Withholding freight charges awaiting after-the-fact contracts
Q: We are a large transactional broker that references our service terms and conditions on our load confirmation sheet. We have handled a series of shipments for a large shipper that now refuses to pay us unless we first execute its shipper-broker contract, which is more than 40 pages long. Is it legal to hold our freight charges hostage awaiting our signature on a contract not presented to us before the shipments moved?
A: I applaud you for setting forth your service terms and conditions on your Website and for incorporating them by reference on your load confirmation sheet. All too frequently, transactional moves are handled based upon load confirmation sheets without standard terms and conditions.
Your practice is similar to the practice of carriers and tracks the federal transportation statute that states that shipments are handled subject to written contracts, if any, that otherwise are subject to the carrier’s service terms and conditions, a copy of which is available upon request.

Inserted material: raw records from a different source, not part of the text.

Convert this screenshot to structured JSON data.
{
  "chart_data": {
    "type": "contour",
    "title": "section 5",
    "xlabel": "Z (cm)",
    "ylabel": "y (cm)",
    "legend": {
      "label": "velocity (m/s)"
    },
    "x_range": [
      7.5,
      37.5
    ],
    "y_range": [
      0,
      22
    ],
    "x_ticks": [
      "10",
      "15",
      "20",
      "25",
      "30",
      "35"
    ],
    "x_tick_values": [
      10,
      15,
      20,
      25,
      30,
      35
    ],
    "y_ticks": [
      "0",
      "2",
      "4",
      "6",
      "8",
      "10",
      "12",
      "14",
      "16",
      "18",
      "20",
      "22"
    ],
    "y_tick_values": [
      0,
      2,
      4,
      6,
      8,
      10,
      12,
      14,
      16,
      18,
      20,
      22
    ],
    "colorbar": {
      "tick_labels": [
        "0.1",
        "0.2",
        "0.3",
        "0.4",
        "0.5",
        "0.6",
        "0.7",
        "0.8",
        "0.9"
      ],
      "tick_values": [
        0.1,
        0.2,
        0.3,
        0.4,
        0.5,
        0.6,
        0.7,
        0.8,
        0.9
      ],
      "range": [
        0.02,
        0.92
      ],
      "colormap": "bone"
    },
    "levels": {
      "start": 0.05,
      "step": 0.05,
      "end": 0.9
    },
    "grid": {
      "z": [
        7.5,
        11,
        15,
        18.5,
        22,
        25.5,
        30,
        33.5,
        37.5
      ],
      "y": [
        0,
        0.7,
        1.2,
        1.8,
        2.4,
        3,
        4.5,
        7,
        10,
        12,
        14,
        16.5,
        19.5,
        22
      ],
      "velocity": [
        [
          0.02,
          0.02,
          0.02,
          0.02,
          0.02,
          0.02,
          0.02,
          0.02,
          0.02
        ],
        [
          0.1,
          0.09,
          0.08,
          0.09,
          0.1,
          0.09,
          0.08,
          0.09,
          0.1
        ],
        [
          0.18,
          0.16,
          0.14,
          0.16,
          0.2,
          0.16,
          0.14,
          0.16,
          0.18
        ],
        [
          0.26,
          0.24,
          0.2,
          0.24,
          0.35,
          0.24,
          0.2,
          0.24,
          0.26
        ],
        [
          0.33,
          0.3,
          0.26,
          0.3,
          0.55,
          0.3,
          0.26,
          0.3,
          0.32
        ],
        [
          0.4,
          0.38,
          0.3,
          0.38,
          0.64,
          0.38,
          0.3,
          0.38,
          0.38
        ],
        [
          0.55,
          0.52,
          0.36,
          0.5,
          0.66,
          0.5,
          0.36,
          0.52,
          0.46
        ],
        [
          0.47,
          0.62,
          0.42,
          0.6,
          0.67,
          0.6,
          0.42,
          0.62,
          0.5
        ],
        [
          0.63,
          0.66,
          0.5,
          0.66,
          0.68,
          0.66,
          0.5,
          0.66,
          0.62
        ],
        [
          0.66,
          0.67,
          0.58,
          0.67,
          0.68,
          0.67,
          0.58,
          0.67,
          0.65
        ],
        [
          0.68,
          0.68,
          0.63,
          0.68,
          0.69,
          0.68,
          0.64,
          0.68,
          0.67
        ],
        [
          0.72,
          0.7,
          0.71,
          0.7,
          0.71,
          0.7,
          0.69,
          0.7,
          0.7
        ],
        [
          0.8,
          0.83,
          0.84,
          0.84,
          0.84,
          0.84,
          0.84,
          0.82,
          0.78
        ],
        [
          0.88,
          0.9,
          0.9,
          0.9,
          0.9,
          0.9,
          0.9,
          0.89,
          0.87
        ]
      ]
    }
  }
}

Clearly, when the shipper agreed to a rate in return for your service, it knew and could have reviewed your service terms and conditions, and in fact, you advise that the shipments were delivered intact and on time, so there is no real dispute over your service terms and conditions. If the shipper does not want to do future business with you unless it has a signed written agreement, it has the right to do so, and you can hammer out the details of its 40-page contract. Yet, it has no basis for not paying the freight charges on the delivered shipments in ordinary course. Any contract you executed with the shipper today would not apply retroactively in any event.
Moreover, as a broker, you have an obligation to bill and collect freight charges in a timely manner from the shipper and to transmit the payments upon receipt to the carriers you hired. Those carriers are not privy to your dealings with the shipper and deserve to be paid. There is no reason for their payments to be withheld for services provided, and there is no reason for you to finance the receivable for the shipper until a lengthy new contract is negotiated.
Clearly, you cannot get litigious with the customer and threaten to sue them over the issue if you want to curry their favor and future business. But fair is fair, and your accounts payable department should insist upon timely payment while your contract issues with respect to future business are being resolved.